Chez Alì è la storia di una giovane donna –
Magda – che vede progressivamente crollare la propria visione della realtà e il
concetto stesso di rassicurante “cosmo” quotidiano; il crollo è radicale e
riguarda ambiti diversi: il lavoro, il rapporto con il fidanzato, la visione
“sociale”… tutto è messo in discussione, perfino la realtà più concreta e
tangibile, che attraverso l’incursione dei fantasmi si rivela come qualcosa di
totalmente diverso da ciò che comunemente si pensa. È in questa prospettiva che
va considerato l’intreccio particolarmente fitto… La
trama, la sottotrama e le loro ramificazioni concorrono a supportare la
globalità del crollo; crollo che non è fine a se stesso e che si concluderà nell’approdo a una tabula rasa che è azzeramento
delle certezze e allo stesso tempo infinito campo di possibilità. Proprio come
nell’ultimo fotogramma di Modern Times di Charlie Chaplin.
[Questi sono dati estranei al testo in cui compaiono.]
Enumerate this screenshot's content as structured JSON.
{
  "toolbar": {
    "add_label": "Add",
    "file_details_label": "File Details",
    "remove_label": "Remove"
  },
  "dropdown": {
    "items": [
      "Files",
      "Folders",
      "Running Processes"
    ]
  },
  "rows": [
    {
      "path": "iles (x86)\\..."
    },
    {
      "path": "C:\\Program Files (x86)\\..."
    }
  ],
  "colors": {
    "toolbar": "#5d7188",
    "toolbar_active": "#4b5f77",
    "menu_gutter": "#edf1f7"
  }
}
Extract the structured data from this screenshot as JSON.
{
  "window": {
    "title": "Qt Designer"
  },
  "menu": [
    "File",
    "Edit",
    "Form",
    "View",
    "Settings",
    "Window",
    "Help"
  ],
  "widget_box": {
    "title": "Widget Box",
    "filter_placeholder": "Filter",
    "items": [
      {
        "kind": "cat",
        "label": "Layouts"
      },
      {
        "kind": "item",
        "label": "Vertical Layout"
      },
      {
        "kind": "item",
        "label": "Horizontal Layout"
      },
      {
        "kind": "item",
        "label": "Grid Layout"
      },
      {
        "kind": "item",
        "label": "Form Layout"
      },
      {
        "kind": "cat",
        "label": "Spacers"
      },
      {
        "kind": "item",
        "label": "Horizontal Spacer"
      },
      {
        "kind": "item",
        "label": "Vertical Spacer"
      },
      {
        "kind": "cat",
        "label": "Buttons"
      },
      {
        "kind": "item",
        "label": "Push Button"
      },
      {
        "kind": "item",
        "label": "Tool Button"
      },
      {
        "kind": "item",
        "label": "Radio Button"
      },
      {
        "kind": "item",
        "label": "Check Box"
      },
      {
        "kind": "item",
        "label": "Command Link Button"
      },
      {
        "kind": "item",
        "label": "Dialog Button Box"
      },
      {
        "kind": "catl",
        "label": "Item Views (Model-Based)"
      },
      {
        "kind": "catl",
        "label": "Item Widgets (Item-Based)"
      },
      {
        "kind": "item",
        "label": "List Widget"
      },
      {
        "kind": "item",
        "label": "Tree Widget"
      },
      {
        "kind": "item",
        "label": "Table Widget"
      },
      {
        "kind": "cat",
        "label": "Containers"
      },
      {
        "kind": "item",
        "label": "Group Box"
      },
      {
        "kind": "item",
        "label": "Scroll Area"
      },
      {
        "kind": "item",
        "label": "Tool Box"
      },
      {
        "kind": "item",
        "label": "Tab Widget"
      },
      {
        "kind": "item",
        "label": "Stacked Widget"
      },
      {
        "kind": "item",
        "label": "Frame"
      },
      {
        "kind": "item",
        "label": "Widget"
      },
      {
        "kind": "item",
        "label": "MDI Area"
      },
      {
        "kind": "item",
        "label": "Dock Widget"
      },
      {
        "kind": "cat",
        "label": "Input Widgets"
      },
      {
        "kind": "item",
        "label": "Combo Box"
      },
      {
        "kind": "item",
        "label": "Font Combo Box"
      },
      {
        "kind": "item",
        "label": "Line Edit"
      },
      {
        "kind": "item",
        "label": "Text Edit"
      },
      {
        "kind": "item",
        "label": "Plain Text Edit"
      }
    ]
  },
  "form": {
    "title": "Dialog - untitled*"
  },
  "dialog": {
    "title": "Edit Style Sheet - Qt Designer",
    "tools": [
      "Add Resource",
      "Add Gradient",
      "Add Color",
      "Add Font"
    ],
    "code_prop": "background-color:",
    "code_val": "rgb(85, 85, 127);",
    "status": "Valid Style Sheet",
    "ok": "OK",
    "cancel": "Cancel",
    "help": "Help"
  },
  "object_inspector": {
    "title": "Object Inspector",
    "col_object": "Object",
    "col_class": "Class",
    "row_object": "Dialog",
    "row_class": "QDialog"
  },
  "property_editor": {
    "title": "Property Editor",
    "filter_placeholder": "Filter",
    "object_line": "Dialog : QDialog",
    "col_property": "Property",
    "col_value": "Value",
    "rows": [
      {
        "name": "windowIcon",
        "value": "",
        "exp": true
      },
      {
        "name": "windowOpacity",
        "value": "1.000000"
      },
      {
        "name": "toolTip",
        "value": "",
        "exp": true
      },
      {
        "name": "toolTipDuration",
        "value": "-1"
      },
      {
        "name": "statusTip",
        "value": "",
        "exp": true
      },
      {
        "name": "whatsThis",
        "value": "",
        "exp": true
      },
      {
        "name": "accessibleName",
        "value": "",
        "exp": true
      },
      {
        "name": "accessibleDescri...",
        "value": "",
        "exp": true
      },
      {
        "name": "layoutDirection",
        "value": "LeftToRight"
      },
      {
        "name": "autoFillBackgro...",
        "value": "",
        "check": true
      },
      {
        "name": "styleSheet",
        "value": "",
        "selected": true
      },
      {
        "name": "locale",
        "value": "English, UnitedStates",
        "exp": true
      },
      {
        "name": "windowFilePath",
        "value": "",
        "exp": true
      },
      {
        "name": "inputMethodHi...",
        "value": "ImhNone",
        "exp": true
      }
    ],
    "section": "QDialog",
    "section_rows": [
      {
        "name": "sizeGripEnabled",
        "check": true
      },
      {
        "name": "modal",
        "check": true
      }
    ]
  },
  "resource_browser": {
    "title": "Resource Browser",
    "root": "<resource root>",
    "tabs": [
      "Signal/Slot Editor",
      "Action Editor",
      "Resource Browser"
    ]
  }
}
Non hai pensato di espungere la sottotrama dei fantasmi (visto che il libro è già molto ricco) per farne un romanzo
breve (o un racconto lungo) a sé?
Guarda, in realtà ci sto lavorando su proprio
ora, ma in un ambito totalmente nuovo per me: quello del teatro lirico.
La trama che sto costruendo non ha niente a che vedere con i fantasmi di Chez Alì nello specifico, ma il filo
conduttore è “spiritico” e trattato sempre in modo comico-surreale.
Stai già pensando al prossimo romanzo?
Al momento sono concentrata sul libretto d’opera, ma ho già
in mente qualche spunto che mi piacerebbe sviluppare.